The Trainee Exchange Programme –another view

The Trainee Exchange Programme –another view

  • Issue 74

Mariana Cunha

During my residency, I worked in a lot of different places, since my hospital does not have all the specialties I need to learn. Every time I moved, I tried to temper my expectations and regard everything I gained as a bonus. I was just hoping to get some new skills in regional anaesthesia at Cork University Hospital (CUH), good enough to apply them in my home hospital when I got back. However, I can tell you that this experience exceeded my expectations by magnitudes.

I learned new ways of doing things, as in medicine nothing is certain. I managed difficult emergent cases and I am sure that I am a better anaesthetist now than I was before. I may also add that I have never worked with so many nationalities; there were people from a variety of countries (Ireland, Hungary, Spain, Germany, Egypt, Pakistan, India, Philippines, Canada, South Africa), cultures, and religions. It is incredible how much you can learn if you see the world from a different perspective.

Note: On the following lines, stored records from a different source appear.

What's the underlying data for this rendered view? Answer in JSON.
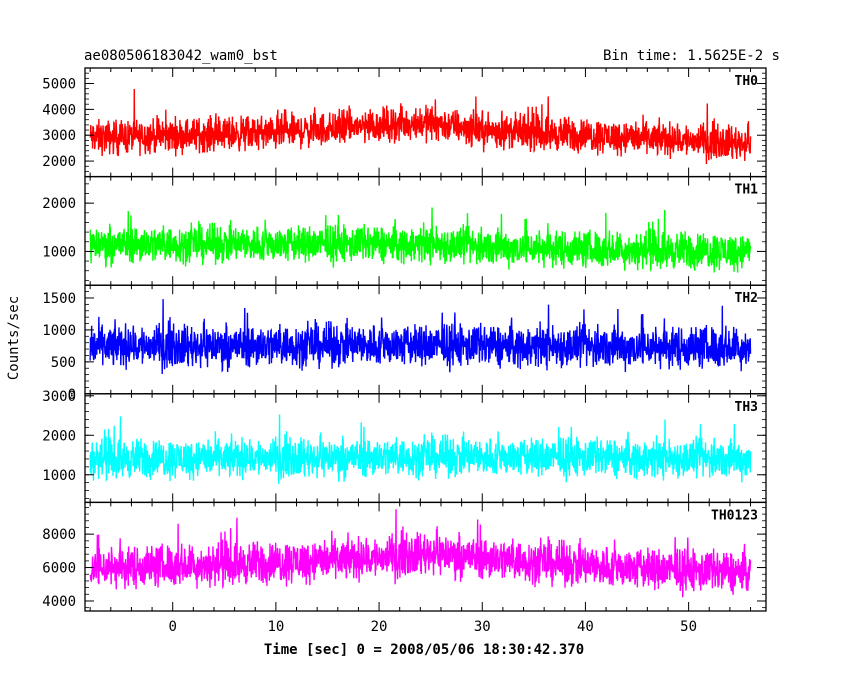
{
  "chart_data": {
    "type": "line",
    "title": "ae080506183042_wam0_bst",
    "subtitle": "Bin time: 1.5625E-2 s",
    "xlabel": "Time [sec] 0 = 2008/05/06 18:30:42.370",
    "ylabel": "Counts/sec",
    "xlim": [
      -8.5,
      57.5
    ],
    "x_ticks": [
      0,
      10,
      20,
      30,
      40,
      50
    ],
    "x_start": -8,
    "x_end": 56,
    "grid": false,
    "panels": [
      {
        "name": "TH0",
        "color": "#ff0000",
        "ylim": [
          1400,
          5600
        ],
        "y_ticks": [
          2000,
          3000,
          4000,
          5000
        ],
        "trend": [
          [
            -8,
            2900
          ],
          [
            0,
            3000
          ],
          [
            10,
            3100
          ],
          [
            20,
            3400
          ],
          [
            25,
            3500
          ],
          [
            30,
            3200
          ],
          [
            40,
            3000
          ],
          [
            50,
            2800
          ],
          [
            56,
            2700
          ]
        ],
        "spread": 1200
      },
      {
        "name": "TH1",
        "color": "#00ff00",
        "ylim": [
          300,
          2550
        ],
        "y_ticks": [
          1000,
          2000
        ],
        "trend": [
          [
            -8,
            1150
          ],
          [
            10,
            1150
          ],
          [
            25,
            1150
          ],
          [
            30,
            1100
          ],
          [
            40,
            1050
          ],
          [
            56,
            1000
          ]
        ],
        "spread": 700
      },
      {
        "name": "TH2",
        "color": "#0000ff",
        "ylim": [
          0,
          1700
        ],
        "y_ticks": [
          0,
          500,
          1000,
          1500
        ],
        "trend": [
          [
            -8,
            750
          ],
          [
            20,
            760
          ],
          [
            40,
            740
          ],
          [
            56,
            730
          ]
        ],
        "spread": 600
      },
      {
        "name": "TH3",
        "color": "#00ffff",
        "ylim": [
          300,
          3050
        ],
        "y_ticks": [
          1000,
          2000,
          3000
        ],
        "trend": [
          [
            -8,
            1400
          ],
          [
            20,
            1450
          ],
          [
            30,
            1450
          ],
          [
            56,
            1400
          ]
        ],
        "spread": 900
      },
      {
        "name": "TH0123",
        "color": "#ff00ff",
        "ylim": [
          3400,
          9900
        ],
        "y_ticks": [
          4000,
          6000,
          8000
        ],
        "trend": [
          [
            -8,
            6000
          ],
          [
            10,
            6300
          ],
          [
            20,
            6600
          ],
          [
            25,
            6900
          ],
          [
            30,
            6600
          ],
          [
            40,
            6100
          ],
          [
            50,
            5800
          ],
          [
            56,
            5700
          ]
        ],
        "spread": 2300
      }
    ]
  }
}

This exchange programme gave me the opportunity to learn ultrasound guided nerve blocks and to be able to use them for anaesthesia in difficult cases, like patients with chronic obstructive pulmonary disease and heart failure, in order to avoid general anaesthesia or opioid use. I ascertained that music can be helpful when dealing with anxious patients and that if you can take your time every nervous patient is able go through surgery without general anaesthesia. I would totally recommend this host centre to other applicants. The conditions offered are ideal for training and teaching because patients are usually sent for in a timely manner, there is an actual physical space for performing blocks (called the “block room”), and there is always someone available to teach. I guarantee that any fellow would be proficient in ultrasound guided nerve blocks after this exchange; however this job is hard work and one should not expect it to be easy.

All the professionals at CUH are friendly and helpful. You can tell that they really want you to have a good time while you are there. I can add that I will miss them and I made some really good friends while in the Republic of Ireland. Comparing to my hospital, CUH is much larger, has more specialities, and is connected to a university. The practise of anaesthesia is a bit different as well.

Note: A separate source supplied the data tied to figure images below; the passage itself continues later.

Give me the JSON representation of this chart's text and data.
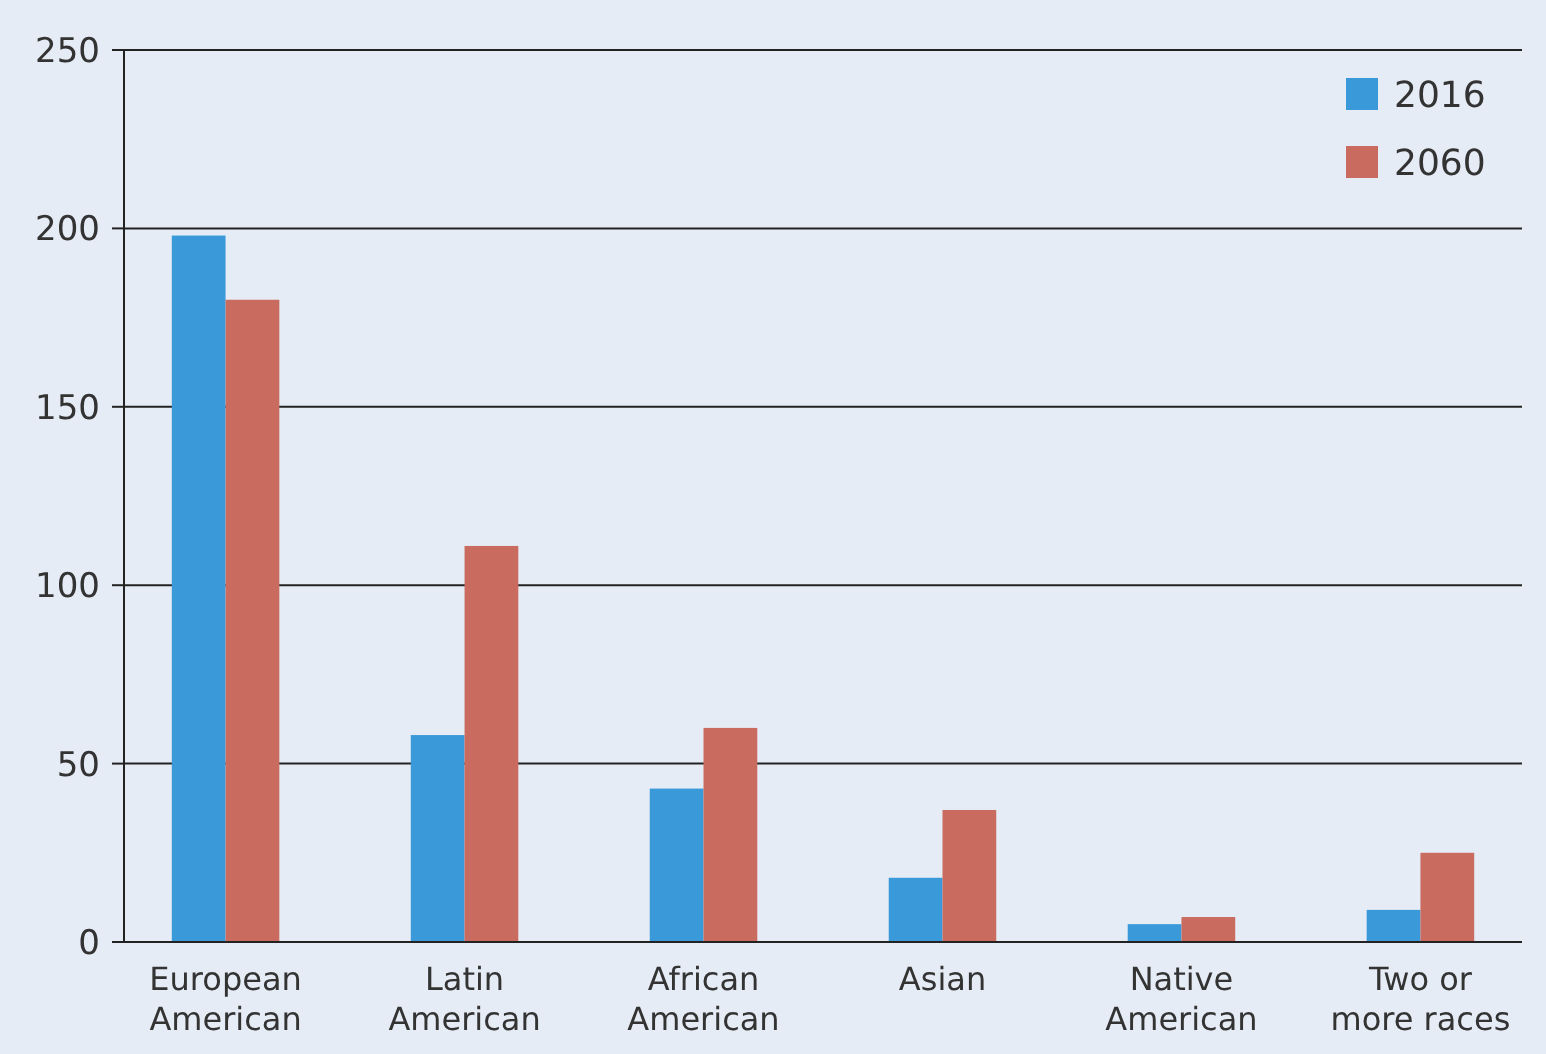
{
  "chart_data": {
    "type": "bar",
    "categories": [
      "European American",
      "Latin American",
      "African American",
      "Asian",
      "Native American",
      "Two or more races"
    ],
    "series": [
      {
        "name": "2016",
        "color": "#3a9ad9",
        "values": [
          198,
          58,
          43,
          18,
          5,
          9
        ]
      },
      {
        "name": "2060",
        "color": "#c96c5f",
        "values": [
          180,
          111,
          60,
          37,
          7,
          25
        ]
      }
    ],
    "ylim": [
      0,
      250
    ],
    "yticks": [
      0,
      50,
      100,
      150,
      200,
      250
    ],
    "grid": "y",
    "legend": "top right"
  }
}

There were some issues I struggled with at the beginning, such as the lack of a nurse dedicated to anaesthesia, the fact that the Consultant Anaesthetist is responsible for more than one theatre, and intravenous drug preparation and administration is exclusively the responsibility of the anaesthetist. You can tell from these that you have many more opportunities to do different things and learn to work in a totally different way. In my hospital, we do not have a “block room” and I think having one would ensure performing more procedures in a single day. In addition, it gives trainees more time to learn the skills. I believe that after this exchange I can treat my patients better and teach some of my new skills to my colleagues back home.